Within the sixteen delegations of the Federal District, they have organised centres of humanitarian aid and from other parts of the nation, they have also made efforts to this end.
The boxes distributed by the officials of the Marine Office contain blankets and alimentary products, but how long will they last the rarámuris for. When will another helicopter land again, and what will happen in a few months if weather conditions do not improve and the fields are still without crops.
Yolanda, for example, is walking along a small footpath. She says that saving the hamper well, “will last for a few days”. This means that as until now, they only eat something once between one sunrise and the next.
Somebody close to the conversation interjects, “it also depends on the quantity of mouths to be fed. There are 6 of us. This lasts me about a week”.
The majority of the men are not in the village when the helicopter lands.

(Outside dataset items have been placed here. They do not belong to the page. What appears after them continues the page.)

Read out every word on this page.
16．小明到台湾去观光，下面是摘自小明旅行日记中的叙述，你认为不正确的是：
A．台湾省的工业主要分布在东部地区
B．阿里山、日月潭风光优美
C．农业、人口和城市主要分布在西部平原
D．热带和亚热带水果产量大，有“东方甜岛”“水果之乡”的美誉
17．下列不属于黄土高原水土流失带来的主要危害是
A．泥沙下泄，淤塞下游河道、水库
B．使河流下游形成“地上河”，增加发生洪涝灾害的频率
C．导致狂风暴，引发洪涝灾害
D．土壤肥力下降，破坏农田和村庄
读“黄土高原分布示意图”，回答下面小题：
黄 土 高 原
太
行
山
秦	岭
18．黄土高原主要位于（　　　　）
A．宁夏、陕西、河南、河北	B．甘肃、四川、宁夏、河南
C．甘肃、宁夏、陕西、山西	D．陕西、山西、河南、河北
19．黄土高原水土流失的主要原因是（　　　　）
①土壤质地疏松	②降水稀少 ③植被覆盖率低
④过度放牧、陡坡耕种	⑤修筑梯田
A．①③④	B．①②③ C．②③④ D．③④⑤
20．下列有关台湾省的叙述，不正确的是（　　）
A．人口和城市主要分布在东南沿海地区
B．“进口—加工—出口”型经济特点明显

It is the women who load the boxes and descend the ravine, possibly getting lost in the place.
“The husbands”, as they call them, “walk around the lagoon”, a place not very far from the hamlet where they work in the sawmills.
The Government of the President, Felipe Calderón, announced an account of 34 billion pesos (some two thousand, five hundred and eighty million dollars) to face up to the climatic adversity affecting more than half of the states of Mexico, although the most severe situation is registered in Chihuahua, Coahuila, Durango, Zacatecas and Saint Luis Potosí.
As a consequence of lack of water, a reduction of some four million tonnes in the production of corn exists compared to that of 2010, confirmed the Secretary of Agriculture, Francisco Mayorga, when referring to this basic food in the diet of the Mexican people.
Meanwhile, the National Peasant Confederation (CNC) warned that the agricultural production went down 40%, which will generate a food shortage in the coming months.
For the rarámuris of the Sierra Tarahumara, the current drought has only aggravated their lives. Already poor, the situation only gets worse.
The request for rain is directed at the Sun and the Moon, Father and Mother respectively. Both are the main deities in their pantheon.
For this reason, Marcelina remains seated on that stone in Baboreachi unperturbed by the noise of the helicopter. And with hardly any strength left, she raises her head to look at the sky.